Fragment properties

You can annotate fragments with molecular properties and then use those properties to constrain which fragments are selected during generation. This is a two-part workflow: add property columns to the database, then filter on them at generation time.

Add properties with cremdb_add_prop

cremdb_add_prop -i fragments.db -p mw logp rtb tpsa fcsp3 -c 8
Option Default Description
-i, --input (required) CReM fragment database
-p, --properties all five Properties to compute (see below)
-c, --ncpu 1 Number of CPUs
--fetch-batch 50000 Rows fetched per batch
--write-batch 10000 Rows per write
--imap-chunk 500 Multiprocessing chunk size
-v, --verbose off Print progress to stderr

Built-in properties:

Name Property
mw molecular weight
logp Crippen logP
rtb rotatable bonds
tpsa topological polar surface area
fcsp3 fraction of sp³ carbons

The command is schema-aware: in a v1 database it adds columns to the frags table; in a v0 database it adds them to each radiusN table. It is also incremental — only rows whose property values are still NULL are computed, so rerunning after adding new fragments fills just the new rows.

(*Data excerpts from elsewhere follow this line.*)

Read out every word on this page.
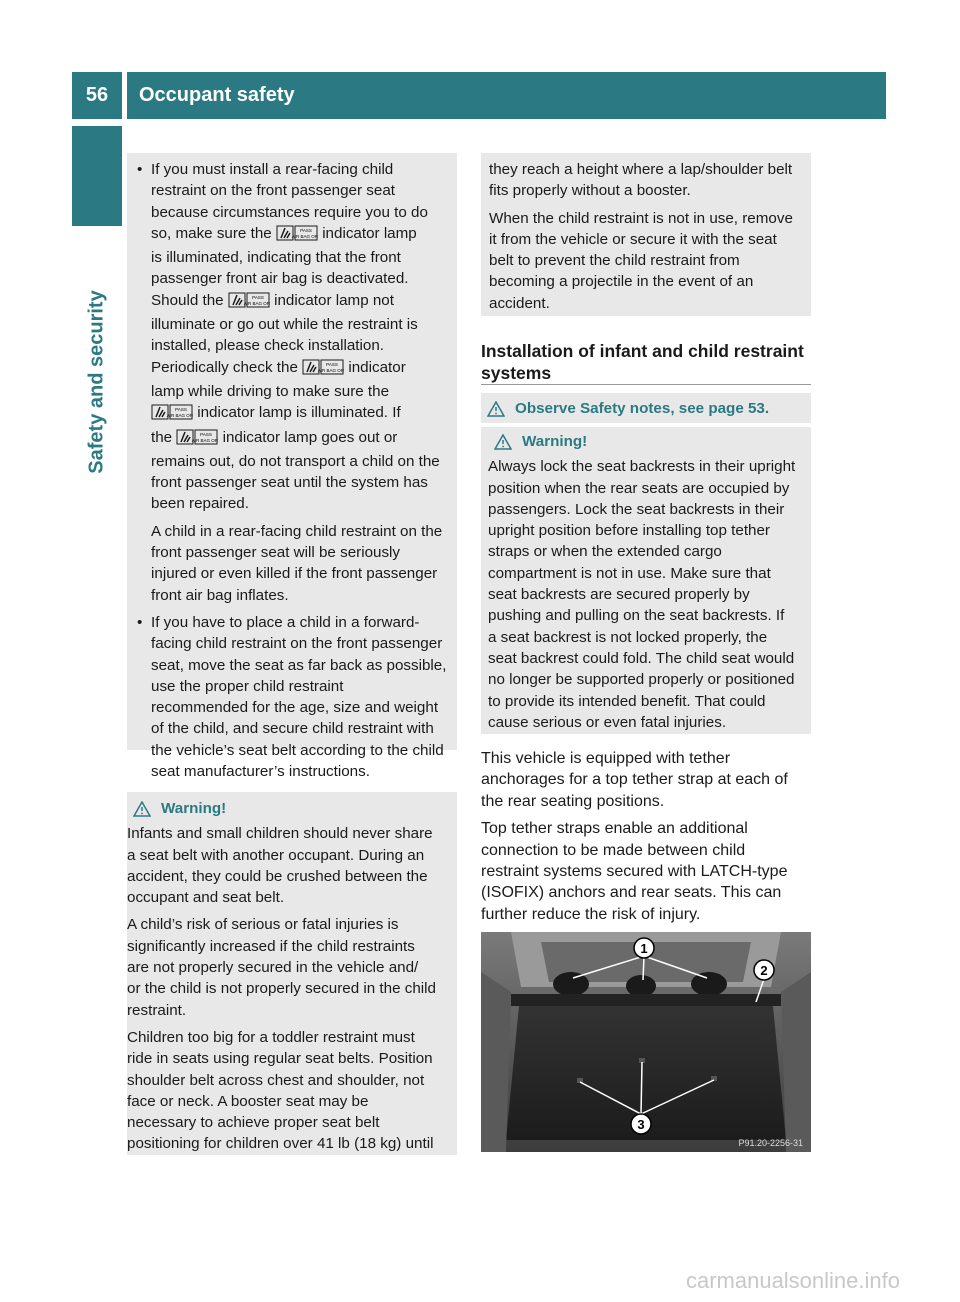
56	Occupant safety
Safety and security
• If you must install a rear-facing child

restraint on the front passenger seat

because circumstances require you to do

so, make sure the	PASS
AIR BAG OFF indicator lamp

is illuminated, indicating that the front

passenger front air bag is deactivated.

Should the	PASS
AIR BAG OFF indicator lamp not

illuminate or go out while the restraint is

installed, please check installation.

Periodically check the	PASS
AIR BAG OFF indicator

lamp while driving to make sure the

PASS
AIR BAG OFF indicator lamp is illuminated. If

the	PASS
AIR BAG OFF indicator lamp goes out or

remains out, do not transport a child on the

front passenger seat until the system has

been repaired.

A child in a rear-facing child restraint on the

front passenger seat will be seriously

injured or even killed if the front passenger

front air bag inflates.

• If you have to place a child in a forward-

facing child restraint on the front passenger

seat, move the seat as far back as possible,

use the proper child restraint

recommended for the age, size and weight

of the child, and secure child restraint with

the vehicle’s seat belt according to the child

seat manufacturer’s instructions.

Warning!

Infants and small children should never share

a seat belt with another occupant. During an

accident, they could be crushed between the

occupant and seat belt.

A child’s risk of serious or fatal injuries is

significantly increased if the child restraints

are not properly secured in the vehicle and/

or the child is not properly secured in the child

restraint.

Children too big for a toddler restraint must

ride in seats using regular seat belts. Position

shoulder belt across chest and shoulder, not

face or neck. A booster seat may be

necessary to achieve proper seat belt

positioning for children over 41 lb (18 kg) until

they reach a height where a lap/shoulder belt

fits properly without a booster.

When the child restraint is not in use, remove

it from the vehicle or secure it with the seat

belt to prevent the child restraint from

becoming a projectile in the event of an

accident.

Installation of infant and child restraint

systems

Observe Safety notes, see page 53.
Warning!

Always lock the seat backrests in their upright

position when the rear seats are occupied by

passengers. Lock the seat backrests in their

upright position before installing top tether

straps or when the extended cargo

compartment is not in use. Make sure that

seat backrests are secured properly by

pushing and pulling on the seat backrests. If

a seat backrest is not locked properly, the

seat backrest could fold. The child seat would

no longer be supported properly or positioned

to provide its intended benefit. That could

cause serious or even fatal injuries.

This vehicle is equipped with tether

anchorages for a top tether strap at each of

the rear seating positions.

Top tether straps enable an additional

connection to be made between child

restraint systems secured with LATCH-type

(ISOFIX) anchors and rear seats. This can

further reduce the risk of injury.

1
2
3
P91.20-2256-31
carmanualsonline.info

Filter on properties at generation time

Pass property ranges as extra keyword arguments to any generation function. A value may be a single number (exact match) or a (low, high) tuple (inclusive bounds):

from rdkit import Chem
from crem.crem import mutate_mol

mols = list(mutate_mol(
    Chem.MolFromSmiles("c1ccccc1N"),
    db_name="fragments.db",
    set_names="chembl",
    min_freq=5,
    mw=(50, 180),
    logp=(0.0, 3.5),
))

Where property columns live

The keyword names must correspond to existing columns. In a v1 database these are columns of frags (or frags_h); in a v0 database they are columns of the radiusN tables. This is the one generation-time difference between the two formats.

Add custom properties (Python API)

crem.db.add_fragment_props adds the built-in properties and, optionally, arbitrary custom columns computed by your own functions:

from crem.db import add_fragment_props
from rdkit import Chem
from rdkit.Chem import Descriptors

def num_rings(smi):
    return Chem.MolFromSmiles(smi).GetRingInfo().NumRings()

# Built-ins only
add_fragment_props("fragments.db")

# Built-ins plus a custom column
add_fragment_props(
    "fragments.db",
    properties="all",
    custom_props={"nrings": num_rings},
    ncpu=8,
)

# Only a custom column, targeting the H-collapsed table
add_fragment_props(
    "fragments.db",
    custom_props={"heavy": lambda s: Descriptors.HeavyAtomCount(Chem.MolFromSmiles(s))},
    table="frags_h",
)

Picklable functions (named functions, functools.partial) run on ncpu workers; lambdas and closures run serially. Custom properties can target either frags (default, keyed on core_smi) or frags_h (keyed on the H-capped SMILES). See crem.db for the full signature.